3. The Busy Beaver Button Museum
If you collect things, there’s probably a cool online museum that would be perfect for you. The Busy Beaver Button Museum, for example, has a gallery of hundreds of buttons and descriptions including their history, era, size, and even pin type. Some (most) people might say “who the heck cares?!” which is why there probably isn’t a real life museum for buttons. But for the Internet? Why not!
4. Post Secret
We all know Post Secret from that one All American Rejects song way back in 2009 (No? Just Me? Okay). But what it is at it’s core is really just an online museum of curated secrets. It certainly qualifies as an art installation, displaying thousands of secrets on postcards sent in from around the world. Hop over to the website for hours of awkward entertainment.
5. Plan 59
Plan 59 is an online museum of 1950’s art. If you’re into vintage stuff, this is the place for you. You can look at old decor, ads, photography, and more, and it’s all super high resolution. If you want to take the art offline, you can head over to the store to buy some pieces of your own, or click over to the blog if you want to learn a thing or two.
6. Museum of Fred
So this dude Fred Beshid loves art. He started collecting art from thrift stores because he felt that it had been abandoned and he needed to save it. Some of it probably should have stayed in the thrift shops, but others are remarkably beautiful.

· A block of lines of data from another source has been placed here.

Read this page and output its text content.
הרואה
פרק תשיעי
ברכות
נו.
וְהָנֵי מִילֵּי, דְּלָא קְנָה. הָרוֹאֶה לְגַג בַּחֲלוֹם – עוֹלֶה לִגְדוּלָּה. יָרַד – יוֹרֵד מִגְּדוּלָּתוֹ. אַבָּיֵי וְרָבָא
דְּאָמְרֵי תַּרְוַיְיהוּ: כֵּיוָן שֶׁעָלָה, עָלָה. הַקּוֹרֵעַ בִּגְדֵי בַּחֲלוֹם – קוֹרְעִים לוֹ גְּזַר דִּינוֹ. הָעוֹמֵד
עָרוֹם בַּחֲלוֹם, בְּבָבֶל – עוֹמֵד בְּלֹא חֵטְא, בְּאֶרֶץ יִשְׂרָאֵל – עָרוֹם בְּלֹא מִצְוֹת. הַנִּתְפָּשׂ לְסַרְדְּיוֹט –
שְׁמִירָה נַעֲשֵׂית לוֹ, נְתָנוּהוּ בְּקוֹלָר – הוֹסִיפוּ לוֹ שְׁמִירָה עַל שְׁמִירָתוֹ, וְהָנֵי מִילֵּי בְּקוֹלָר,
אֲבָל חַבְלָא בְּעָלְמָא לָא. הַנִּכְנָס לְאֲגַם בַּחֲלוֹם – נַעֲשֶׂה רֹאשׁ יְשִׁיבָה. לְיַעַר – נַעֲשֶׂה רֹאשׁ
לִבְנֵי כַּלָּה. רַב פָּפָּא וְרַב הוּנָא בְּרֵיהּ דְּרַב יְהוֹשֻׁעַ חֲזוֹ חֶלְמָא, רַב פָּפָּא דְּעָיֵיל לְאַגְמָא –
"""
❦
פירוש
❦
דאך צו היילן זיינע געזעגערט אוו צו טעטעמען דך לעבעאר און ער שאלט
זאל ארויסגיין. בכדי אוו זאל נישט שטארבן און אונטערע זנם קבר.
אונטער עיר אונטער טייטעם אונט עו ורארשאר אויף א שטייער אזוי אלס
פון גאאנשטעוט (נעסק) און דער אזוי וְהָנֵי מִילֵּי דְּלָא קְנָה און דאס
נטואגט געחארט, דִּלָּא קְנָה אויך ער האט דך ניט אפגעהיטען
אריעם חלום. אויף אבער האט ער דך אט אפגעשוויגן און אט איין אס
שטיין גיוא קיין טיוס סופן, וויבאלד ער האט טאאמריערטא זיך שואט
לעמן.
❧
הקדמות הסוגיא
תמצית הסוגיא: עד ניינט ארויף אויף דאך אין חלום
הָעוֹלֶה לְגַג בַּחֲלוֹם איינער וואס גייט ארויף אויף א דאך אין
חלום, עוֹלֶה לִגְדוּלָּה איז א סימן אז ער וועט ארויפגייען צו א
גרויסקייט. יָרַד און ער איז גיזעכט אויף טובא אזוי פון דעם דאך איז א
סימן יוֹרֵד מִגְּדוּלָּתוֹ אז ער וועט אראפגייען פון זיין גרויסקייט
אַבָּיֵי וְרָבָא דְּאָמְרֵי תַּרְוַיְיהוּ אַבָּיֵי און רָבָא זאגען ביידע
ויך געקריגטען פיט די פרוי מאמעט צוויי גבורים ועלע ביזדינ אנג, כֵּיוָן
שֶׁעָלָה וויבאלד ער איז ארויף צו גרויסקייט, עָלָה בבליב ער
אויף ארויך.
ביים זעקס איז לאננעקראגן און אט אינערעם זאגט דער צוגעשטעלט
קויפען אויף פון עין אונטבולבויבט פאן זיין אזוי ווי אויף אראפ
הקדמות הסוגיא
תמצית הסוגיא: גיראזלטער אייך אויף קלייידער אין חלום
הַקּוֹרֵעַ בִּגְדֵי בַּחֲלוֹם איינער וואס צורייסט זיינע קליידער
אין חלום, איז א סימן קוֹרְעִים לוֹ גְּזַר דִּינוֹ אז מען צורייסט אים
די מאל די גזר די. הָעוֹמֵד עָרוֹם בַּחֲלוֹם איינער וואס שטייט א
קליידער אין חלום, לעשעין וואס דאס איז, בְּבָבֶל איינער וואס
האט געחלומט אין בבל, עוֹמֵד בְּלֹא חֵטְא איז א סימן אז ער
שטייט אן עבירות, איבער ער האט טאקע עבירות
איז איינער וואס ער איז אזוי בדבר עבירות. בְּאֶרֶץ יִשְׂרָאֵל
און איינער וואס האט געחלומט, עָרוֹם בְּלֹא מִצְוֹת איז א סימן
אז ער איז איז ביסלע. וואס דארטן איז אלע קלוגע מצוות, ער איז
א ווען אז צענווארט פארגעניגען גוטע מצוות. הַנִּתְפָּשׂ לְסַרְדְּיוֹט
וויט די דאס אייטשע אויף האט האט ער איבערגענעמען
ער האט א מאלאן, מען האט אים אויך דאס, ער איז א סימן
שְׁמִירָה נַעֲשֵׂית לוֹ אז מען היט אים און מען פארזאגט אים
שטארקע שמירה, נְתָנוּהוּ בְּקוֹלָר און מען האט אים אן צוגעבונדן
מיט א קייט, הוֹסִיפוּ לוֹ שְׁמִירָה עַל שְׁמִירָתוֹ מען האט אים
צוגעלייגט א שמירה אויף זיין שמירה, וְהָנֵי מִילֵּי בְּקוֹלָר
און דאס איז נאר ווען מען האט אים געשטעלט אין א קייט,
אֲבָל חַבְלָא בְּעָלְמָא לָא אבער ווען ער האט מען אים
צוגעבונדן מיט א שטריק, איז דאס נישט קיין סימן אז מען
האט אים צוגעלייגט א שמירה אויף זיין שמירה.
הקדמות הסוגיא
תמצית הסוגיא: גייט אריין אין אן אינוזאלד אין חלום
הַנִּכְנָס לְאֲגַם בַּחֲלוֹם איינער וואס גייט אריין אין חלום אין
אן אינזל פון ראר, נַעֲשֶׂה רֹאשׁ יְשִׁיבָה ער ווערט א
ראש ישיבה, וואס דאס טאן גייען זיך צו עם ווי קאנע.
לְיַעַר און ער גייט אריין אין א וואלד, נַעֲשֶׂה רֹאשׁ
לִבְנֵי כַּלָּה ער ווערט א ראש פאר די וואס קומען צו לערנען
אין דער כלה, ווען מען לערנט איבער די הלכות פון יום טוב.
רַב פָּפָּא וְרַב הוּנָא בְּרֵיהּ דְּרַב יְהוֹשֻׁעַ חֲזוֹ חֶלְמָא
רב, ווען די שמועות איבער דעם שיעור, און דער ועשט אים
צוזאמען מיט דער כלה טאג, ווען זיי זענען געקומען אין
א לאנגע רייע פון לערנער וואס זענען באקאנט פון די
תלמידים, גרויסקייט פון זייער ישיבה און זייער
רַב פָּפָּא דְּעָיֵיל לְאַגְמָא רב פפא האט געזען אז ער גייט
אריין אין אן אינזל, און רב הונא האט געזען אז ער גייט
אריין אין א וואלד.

If you can appreciate art even when it isn’t hanging in a gallery, check out museumoffred.com.
7. Speccy Screenshot Map Museum
Speccy Screenshot Maps doesn’t look like much when you log on, but beneath that veneer of boring listy-ness is the most overwhelming, incredible database of video game dungeon maps ever. These guys have compiled the maps of literally THOUSANDS of games, which is not only interesting but useful! If you need help getting through any game – action, adventure, shooters, RPGs – Speccy has it! And the best part? They’re even downloadable. Where else could you get that?
8. The Museum of Obsolete Objects
The MoOO is actually a YouTube channel that creates short videos of objects that are no longer necessary or used in our society so that they may live on via the internet. The quirky videos say when the items were created, and when they became obsolete. May the floppy disc rest in peace.
9. The Smithsonian National Museum of Natural History
Okay, so this isn’t an exclusively online museum. However, the online experience is just as good as going to the real museum, and it’s definitely the most advanced virtual museum tour available. You can walk through the whole building and take as long as you damn well please reading the plaques. And you never have to worry about lines!
If your eyes have just been opened to the world on online museums and you want to find one that fits your interests, check out the Museum of Online Museums (yeah, we know).